Xenopsylla cheoptis einmal mit DIC optisch versucht zu"sezieren" ( 400x)

Mundwerkzeuge
Rachen (über dem Punktauge verlaufend)
Gehirn ( hinter dem Auge)
Magen ( in dem sich beim infizierten Tier die Pesterreger befinden)
Penis

und Yersinia pestis als Erreger ( gekauftes Präparat): ein Stäbchenbakterium, das 1894 von Alexandre Yersin entdeckt wurde,  im Bild neben etlichen Kokken. ( 1000x)

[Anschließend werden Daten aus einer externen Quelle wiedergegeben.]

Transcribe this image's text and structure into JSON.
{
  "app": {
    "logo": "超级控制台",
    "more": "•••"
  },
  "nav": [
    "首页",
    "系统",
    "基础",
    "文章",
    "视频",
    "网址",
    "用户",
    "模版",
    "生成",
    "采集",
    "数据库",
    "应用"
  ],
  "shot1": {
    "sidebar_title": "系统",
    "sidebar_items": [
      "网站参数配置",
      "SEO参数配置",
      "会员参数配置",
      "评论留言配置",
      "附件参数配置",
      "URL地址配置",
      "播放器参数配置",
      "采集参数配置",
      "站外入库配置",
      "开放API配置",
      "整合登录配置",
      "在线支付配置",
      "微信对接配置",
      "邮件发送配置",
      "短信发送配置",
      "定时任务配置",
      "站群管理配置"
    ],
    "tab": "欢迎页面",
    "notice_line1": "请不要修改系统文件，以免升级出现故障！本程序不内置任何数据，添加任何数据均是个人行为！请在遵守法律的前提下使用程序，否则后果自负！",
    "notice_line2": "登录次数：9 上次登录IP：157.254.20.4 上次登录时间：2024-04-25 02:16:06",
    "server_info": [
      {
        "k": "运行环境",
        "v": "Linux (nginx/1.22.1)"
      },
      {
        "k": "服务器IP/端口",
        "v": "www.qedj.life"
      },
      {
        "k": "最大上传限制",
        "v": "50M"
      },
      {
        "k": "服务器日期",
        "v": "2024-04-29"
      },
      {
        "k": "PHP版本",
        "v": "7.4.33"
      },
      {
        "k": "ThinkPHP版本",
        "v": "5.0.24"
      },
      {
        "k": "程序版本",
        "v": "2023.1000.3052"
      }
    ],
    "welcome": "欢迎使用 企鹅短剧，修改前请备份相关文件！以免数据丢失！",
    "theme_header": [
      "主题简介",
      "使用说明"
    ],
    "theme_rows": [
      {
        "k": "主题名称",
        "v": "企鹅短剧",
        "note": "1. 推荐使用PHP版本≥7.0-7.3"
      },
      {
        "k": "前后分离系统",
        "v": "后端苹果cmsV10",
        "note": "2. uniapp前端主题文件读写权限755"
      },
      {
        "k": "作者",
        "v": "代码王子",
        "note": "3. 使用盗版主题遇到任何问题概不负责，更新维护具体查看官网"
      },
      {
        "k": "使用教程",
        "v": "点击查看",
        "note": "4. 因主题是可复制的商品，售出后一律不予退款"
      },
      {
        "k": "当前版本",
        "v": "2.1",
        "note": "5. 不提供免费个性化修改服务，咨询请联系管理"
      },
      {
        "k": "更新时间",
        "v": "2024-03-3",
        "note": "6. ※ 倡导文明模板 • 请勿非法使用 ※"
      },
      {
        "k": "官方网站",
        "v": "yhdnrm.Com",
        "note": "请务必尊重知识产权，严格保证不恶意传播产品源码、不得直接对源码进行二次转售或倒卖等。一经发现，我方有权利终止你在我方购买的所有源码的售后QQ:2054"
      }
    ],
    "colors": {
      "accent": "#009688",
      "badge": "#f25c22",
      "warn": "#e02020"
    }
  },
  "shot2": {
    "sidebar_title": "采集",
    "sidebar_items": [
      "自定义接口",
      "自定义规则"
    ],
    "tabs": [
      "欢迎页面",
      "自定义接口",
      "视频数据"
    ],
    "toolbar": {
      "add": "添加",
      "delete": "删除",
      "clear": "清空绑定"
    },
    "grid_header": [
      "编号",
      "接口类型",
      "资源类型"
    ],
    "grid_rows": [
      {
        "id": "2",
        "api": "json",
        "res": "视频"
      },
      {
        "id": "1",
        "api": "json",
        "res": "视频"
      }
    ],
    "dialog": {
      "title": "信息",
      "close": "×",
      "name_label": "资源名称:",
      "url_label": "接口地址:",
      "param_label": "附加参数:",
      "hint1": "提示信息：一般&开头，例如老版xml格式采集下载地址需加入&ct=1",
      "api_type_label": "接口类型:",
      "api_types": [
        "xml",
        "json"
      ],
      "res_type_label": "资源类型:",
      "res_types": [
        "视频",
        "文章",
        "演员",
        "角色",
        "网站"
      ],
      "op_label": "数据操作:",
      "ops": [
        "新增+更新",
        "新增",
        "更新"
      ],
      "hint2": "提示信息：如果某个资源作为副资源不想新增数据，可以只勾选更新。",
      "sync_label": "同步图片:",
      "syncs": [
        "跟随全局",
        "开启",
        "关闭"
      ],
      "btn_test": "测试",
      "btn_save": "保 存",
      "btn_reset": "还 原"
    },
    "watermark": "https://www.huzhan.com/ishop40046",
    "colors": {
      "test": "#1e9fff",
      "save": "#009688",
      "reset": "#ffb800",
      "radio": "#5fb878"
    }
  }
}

Die Infektion geschieht bei der Beulenpest durch hervorwürgen der Bakterien aus dem Magen des Flohs beim Biß. Die Bakterien verstopfen den Magen des Flohs, wodurch es zu stärkerem Hungergefühl des Tieres kommt,.
mit freundlichen mikroskopischen Grüßen,
Lutz

"Mikroskope und Fernrohre verwirren eigentlich den reinen Menschensinn" ( Goethe)

ammererlutz

PS klinisches Bild ( Wachspräparat und aktueller Fall aus den USA mit Fingergangrän bei Sepsis mit Pesterregern)
mit freundlichen mikroskopischen Grüßen,
Lutz

"Mikroskope und Fernrohre verwirren eigentlich den reinen Menschensinn" ( Goethe)

Gerd Schmahl

Hallo Lutz,
hast Du auch ein Übersichtsbild von dem Rattenfloh. Details sind besser einzuordnen, wenn man auch den Gesamtüberblick hat.
LG Gerd
Man sagt der Teufel sei, im Detail versteckt,
doch hab' ich mit dem Mikroskop viel Göttliches entdeckt.

ammererlutz

Hallo Gerd, hier bei 50x, Pol
mit freundlichen mikroskopischen Grüßen,
Lutz

"Mikroskope und Fernrohre verwirren eigentlich den reinen Menschensinn" ( Goethe)

Gerd Schmahl

Hallo Lutz,
das ist doch ein schönes Übersichtsbild. Was hast Du für ein Hilfsobjekt benutzt, um diesen Farbverlauf zu generieren? Eine Quarzkeil?
LG Gerd
Man sagt der Teufel sei, im Detail versteckt,
doch hab' ich mit dem Mikroskop viel Göttliches entdeckt.

ammererlutz

der Farbeffekt im Pol entsteht durch das Lambdaplättchen im Strahlengang
mit freundlichen mikroskopischen Grüßen,
Lutz

"Mikroskope und Fernrohre verwirren eigentlich den reinen Menschensinn" ( Goethe)

rlu

#6
Soll noch schlimmer als der Rattenfloh sein, rohes Murmeltier aus der Mongolei:




Ausstellung Pest

Schöne Aufnahmen.

Liebe Grüße
Rudolf

ammererlutz

Hallo Rudolf,

ja, der Übertragungsmodus weicht in den aktuellen Fällen mitunter von der "klassischen" Übertragung durch den Rattenfloh ab, in den USA sind es oft Bisse durch Präriehunde, in China und New York waren einige Lungenpest Fälle, die ja über Tröpfcheninfektion übertragen wird.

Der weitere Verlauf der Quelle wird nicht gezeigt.